The doctor’s disposition

The arrogant, holier than thou, physician, or the one who wants to purge himself or herself of guilt and accepts liability where there is none, will increase the size of the verdict.

Plaintiff attorney’s expertise

  • I hate to point this one out since I have no litigation experience.
  • The intricacies of medical malpractice requires a highly specialized attorney.
  • They either know the medicine or collaborate with the proper medical personnel and have experience in trying malpractice cases.
  • These attorneys generally take only good liability or “Oh, my God” cases and reportedly turn away twenty-four out of twenty-five cases referred to them.
  • One skill that is required of successful plaintiff’s attorneys is to be able to get the jury to be angry at the physician and translate that anger into a large verdict.

Highly competent plaintiff experts:

  • The alleged “conspiracy of silence” among physicians where physicians will not testify against other physicians has greatly diminished.
  • Many physicians have a successful alternative careers as medicolegal experts and, because medical care is largely based on judgment and standards of required care, there is usually room for disagreement in many areas of treatment rendered.
  • The plaintiff needs a board certified reputable physician who can provide clear and convincing evidence that the defendant breached the required standard of care and that the conduct of the defendant physician was the cause of the plaintiff’s injury.


Brain-damaged babies.

  • Juries are unusually sympathetic to infants injured during delivery or soon thereafter.
  • These cases tend to involve devastating injuries and some lack of care on the part of the doctor, often in delaying a Caesarean section.
  • They are also complex and difficult because the lawyer must know as much about obstetrics as the obstetrician.

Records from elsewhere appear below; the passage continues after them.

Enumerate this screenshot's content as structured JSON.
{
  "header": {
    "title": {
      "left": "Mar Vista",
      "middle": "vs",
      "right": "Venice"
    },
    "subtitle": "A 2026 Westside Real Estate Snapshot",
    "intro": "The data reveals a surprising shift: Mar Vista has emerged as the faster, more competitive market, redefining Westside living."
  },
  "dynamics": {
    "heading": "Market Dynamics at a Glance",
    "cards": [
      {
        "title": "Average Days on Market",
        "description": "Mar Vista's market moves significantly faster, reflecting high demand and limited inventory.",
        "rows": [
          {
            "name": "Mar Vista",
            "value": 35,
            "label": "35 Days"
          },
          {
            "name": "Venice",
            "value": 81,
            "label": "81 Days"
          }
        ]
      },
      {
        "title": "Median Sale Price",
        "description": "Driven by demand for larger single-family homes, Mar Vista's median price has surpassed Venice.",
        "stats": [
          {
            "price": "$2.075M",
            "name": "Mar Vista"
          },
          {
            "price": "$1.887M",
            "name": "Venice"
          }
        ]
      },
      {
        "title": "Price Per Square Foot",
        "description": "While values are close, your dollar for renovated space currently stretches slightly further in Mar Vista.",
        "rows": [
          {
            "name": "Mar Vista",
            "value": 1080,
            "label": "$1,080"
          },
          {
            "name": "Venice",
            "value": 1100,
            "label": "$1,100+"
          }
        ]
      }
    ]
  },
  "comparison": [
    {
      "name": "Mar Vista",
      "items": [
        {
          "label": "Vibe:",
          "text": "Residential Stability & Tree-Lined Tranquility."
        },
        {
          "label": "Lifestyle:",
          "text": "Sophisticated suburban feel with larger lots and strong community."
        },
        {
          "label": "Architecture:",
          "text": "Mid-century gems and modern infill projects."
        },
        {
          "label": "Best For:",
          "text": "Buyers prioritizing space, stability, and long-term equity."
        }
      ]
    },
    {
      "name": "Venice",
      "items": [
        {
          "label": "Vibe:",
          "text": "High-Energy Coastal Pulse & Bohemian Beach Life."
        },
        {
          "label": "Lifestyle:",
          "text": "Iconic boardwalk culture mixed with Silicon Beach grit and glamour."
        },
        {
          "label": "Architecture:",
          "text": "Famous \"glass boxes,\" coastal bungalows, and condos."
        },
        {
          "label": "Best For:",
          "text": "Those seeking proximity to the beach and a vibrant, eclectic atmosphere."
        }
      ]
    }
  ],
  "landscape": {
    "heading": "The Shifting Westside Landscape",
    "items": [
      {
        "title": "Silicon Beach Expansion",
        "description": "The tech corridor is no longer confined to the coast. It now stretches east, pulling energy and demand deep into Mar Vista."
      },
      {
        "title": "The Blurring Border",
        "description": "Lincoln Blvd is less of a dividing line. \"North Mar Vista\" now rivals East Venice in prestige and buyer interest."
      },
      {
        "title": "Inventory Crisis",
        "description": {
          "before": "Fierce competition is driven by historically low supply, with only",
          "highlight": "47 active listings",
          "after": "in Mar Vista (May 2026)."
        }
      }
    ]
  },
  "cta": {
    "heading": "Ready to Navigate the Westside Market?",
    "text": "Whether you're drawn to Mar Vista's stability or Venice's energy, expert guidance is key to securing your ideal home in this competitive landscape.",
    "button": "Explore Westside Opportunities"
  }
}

The plaintiff is in a coma, in a vegetative state, or is blind

  • Jury sympathy is strong, and damages are large because a considerable amount of special damages can be demonstrated.

Injury to eyes, face, or heart, or the presence of scarring

  • These are the kinds of things for which juries award significant verdicts.

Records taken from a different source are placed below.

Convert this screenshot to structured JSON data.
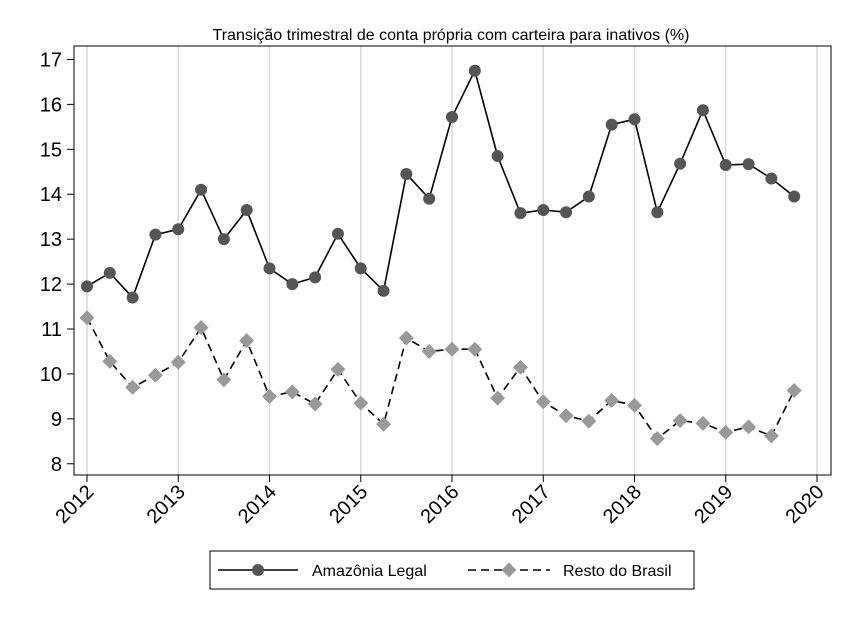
{
  "chart_data": {
    "type": "line",
    "title": "Transição trimestral de conta própria com carteira para inativos (%)",
    "xlabel": "",
    "ylabel": "",
    "xlim": [
      2012,
      2020
    ],
    "ylim": [
      7.75,
      17.3
    ],
    "x_ticks": [
      "2012",
      "2013",
      "2014",
      "2015",
      "2016",
      "2017",
      "2018",
      "2019",
      "2020"
    ],
    "y_ticks": [
      8,
      9,
      10,
      11,
      12,
      13,
      14,
      15,
      16,
      17
    ],
    "grid": "vertical",
    "legend_position": "bottom",
    "x": [
      2012.0,
      2012.25,
      2012.5,
      2012.75,
      2013.0,
      2013.25,
      2013.5,
      2013.75,
      2014.0,
      2014.25,
      2014.5,
      2014.75,
      2015.0,
      2015.25,
      2015.5,
      2015.75,
      2016.0,
      2016.25,
      2016.5,
      2016.75,
      2017.0,
      2017.25,
      2017.5,
      2017.75,
      2018.0,
      2018.25,
      2018.5,
      2018.75,
      2019.0,
      2019.25,
      2019.5,
      2019.75
    ],
    "series": [
      {
        "name": "Amazônia Legal",
        "color": "#555555",
        "line": "solid",
        "marker": "circle",
        "values": [
          11.95,
          12.25,
          11.7,
          13.1,
          13.22,
          14.1,
          13.0,
          13.65,
          12.35,
          12.0,
          12.15,
          13.12,
          12.35,
          11.85,
          14.45,
          13.9,
          15.72,
          16.75,
          14.85,
          13.58,
          13.65,
          13.6,
          13.95,
          15.55,
          15.67,
          13.6,
          14.68,
          15.87,
          14.65,
          14.67,
          14.35,
          13.95
        ]
      },
      {
        "name": "Resto do Brasil",
        "color": "#999999",
        "line": "dashed",
        "marker": "diamond",
        "values": [
          11.25,
          10.28,
          9.7,
          9.97,
          10.26,
          11.03,
          9.87,
          10.74,
          9.5,
          9.6,
          9.33,
          10.1,
          9.35,
          8.88,
          10.8,
          10.5,
          10.55,
          10.55,
          9.46,
          10.15,
          9.38,
          9.07,
          8.95,
          9.41,
          9.3,
          8.56,
          8.96,
          8.9,
          8.7,
          8.82,
          8.62,
          9.63
        ]
      }
    ]
  }
}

Pressure from judges to settle serious cases

  • Judges are under a great deal of pressure to move cases because of the heavy court backlog.
  • Serious cases often take weeks of trial and therefore make an ideal forum for the judge’s participation in helping to find a reasonable compromise.


  • Cases involving medical personnel pointing fingers at each other increases the value of the case because the jury tends to blame all defendants.


  • Obstetrics, orthopedics, neurosurgery and anesthesia are usually the specialties involved in the high exposure medical malpractice case, but not exclusively.
  • The sudden, unexpected death or long-term disability associated with medical treatment is usually the precipitating factor in these actions.
  • The extent of the injury and monetary loss present the defense team with problems which may best be handled by mitigating damages and settlement.